基調講演「若い外科医の過重労働と改善のための方策」

 富永隆治九州大学大学院医学研究院循環器外科教授は,何かを変えなければ状況は良くならないとし,外科医の労働環境改善にはナースプラクティショナー(NP)やフィジシャンアシスタント(PA)のような中間職種を創設する必要性があるとした.

パネルディスカッション「よりよい就労環境を求めて」

 パネルディスカッションでは,「大学病院の勤務環境と提案」(土岐善紀富山大学附属病院呼吸器一般外科診療教授),「地域の救急医療を維持するために〜急性期病院における勤務環境の課題〜」(臼田和生富山県立中央病院内科部長),「医師の子育てを支援するための取り組み」(丸山裕美子黒部市民病院耳鼻咽喉科部長),「医師の健康がよりよい医療に不可欠」(川人博川人法律事務所弁護士)の四つの講演が行われた.
 その後の討論では,県内の大学病院や救急医療の現状,病院の子育て支援が紹介された他,川人弁護士は,過労死・過重労働につながる「応召義務」の法改正が必要と訴えた.質疑応答では,フロアから多くの意見・要望が出され,活発な討論が行われた.

富山宣言

 四つの目標を掲げた宣言(下掲)が全会一致で採択され,協議会は終了となった.

富山宣言

 地域医療・急性期医療などを担う勤務医の役割は日増しに高まっている.しかしながら,その就労環境の厳しさは旧態然としており,勤務医離れはとどまることなく,残された勤務医に更なる過重労働を強いる結果となっている.そのような状況にあっても,東日本大震災では勤務医は率先して医療活動に加わり多くの被災者に医療を提供してきた.医療は公共のものであるという認識を踏まえ,勤務医の疲弊をこれ以上に増やすことなく,個々の能力を遺憾なく発揮できるよう就労環境の改善に向けて次のことを宣言する.

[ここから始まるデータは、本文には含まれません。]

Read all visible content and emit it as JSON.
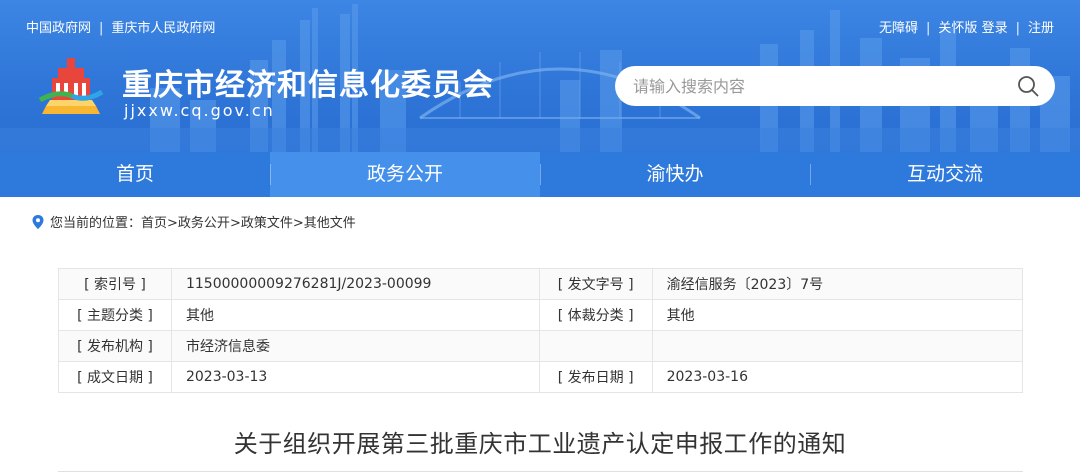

一,勤務医は各々を尊重し助け合い,医療活動のみではなく医政活動にも積極的に参加し,医療が崩壊の危機にあることを広く社会にアピールしていくこと.

一,我々医師は,より良いワークライフバランスを求めて,女性医師のエンパワーメントを促し,男女共同参画社会推進におけるリーダー的存在となること.

一,政府は医療費抑制策を改め,医師の養成・確保に真剣に取り組むこと.

一,政府・病院開設者は,勤務医が医師の使命感に基づいて過重労働を耐え忍んでいる現実を理解し,早急に就労環境の改善に着手すること.